- Directed by: M. S. Gopinath
- Written by: M. S. Gopinath Thooyavan (dialogues)
- Produced by: B. Bhuvaneswari
- Starring: Sivakumar Latha Rathi Sathyaraj
- Cinematography: S. S. Lal
- Edited by: K. Baburao
- Music by: Satyam
- Production company: Suresh Fine Arts
- Release date: 19 September 1980;
- Country: India
- Language: Tamil

= Raman Parasuraman =

Raman Parasuraman is a 1980 Indian Tamil-language film, directed by M. S. Gopinath. The film stars Sivakumar, Latha, Rathi, Sathyaraj and Pandari Bai. It was released on 19 September 1980. The film was a remake of director's own Telugu film Ramudu Parasuramudu.

== Plot ==

Three antique statue smugglers kill a husband and wife and leave their two sons as orphans. The two brothers get separated. While the elder named Parasuraman grows as an outlaw with a strong urge to take revenge on the three who killed his parents, the younger named Ram becomes a doctor.
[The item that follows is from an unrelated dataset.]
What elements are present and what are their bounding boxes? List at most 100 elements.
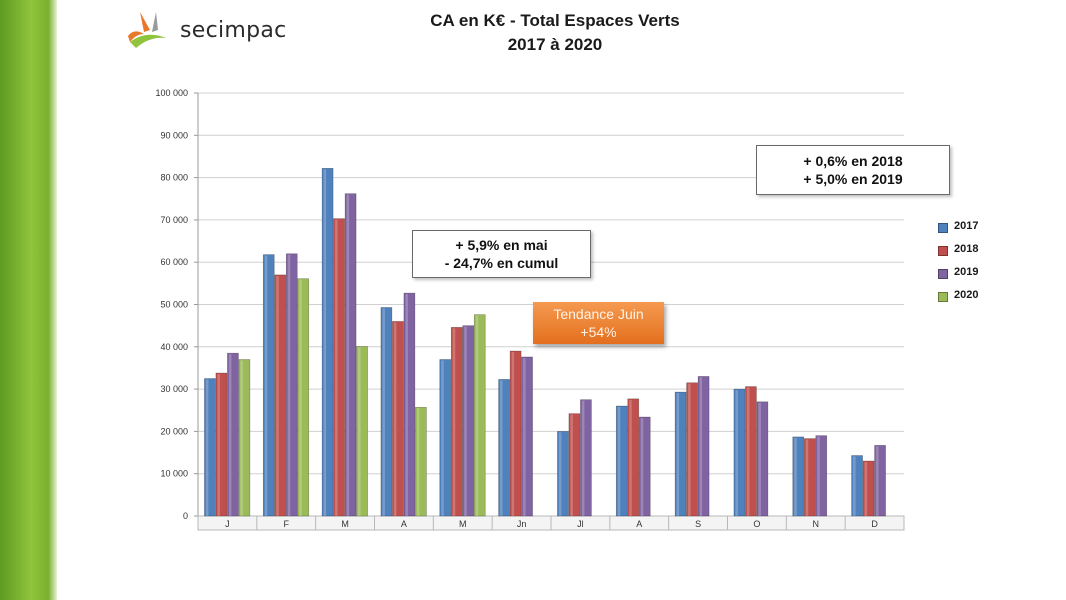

Parasuraman goes in search of those three overseas and kills all of them. The brothers ultimately reunite.

== Production ==
Raman Parasuraman was filmed in Singapore, Japan, Hong Kong and Thailand. A. R. Srinivasan accepted to play one of the three antagonists after the original actor backed out despite the film being nearly complete.

== Soundtrack ==
The songs were composed by Satyam, with lyrics by Vaali.

Track listing
| No. | Title | Singer(s) | Length |
|---|---|---|---|
| 1. | "Kalyana Malai kondadum" | S. P. Balasubrahmanyam, P. Susheela | 4:07 |
| 2. | "Paaramma Paaru" | S. P. Balasubrahmanyam, S. Janaki | 4:37 |
| Total length: |  |  | 8:44 |

== Reception ==
Kalki appreciated the film's music, cinematography and lack of comedy.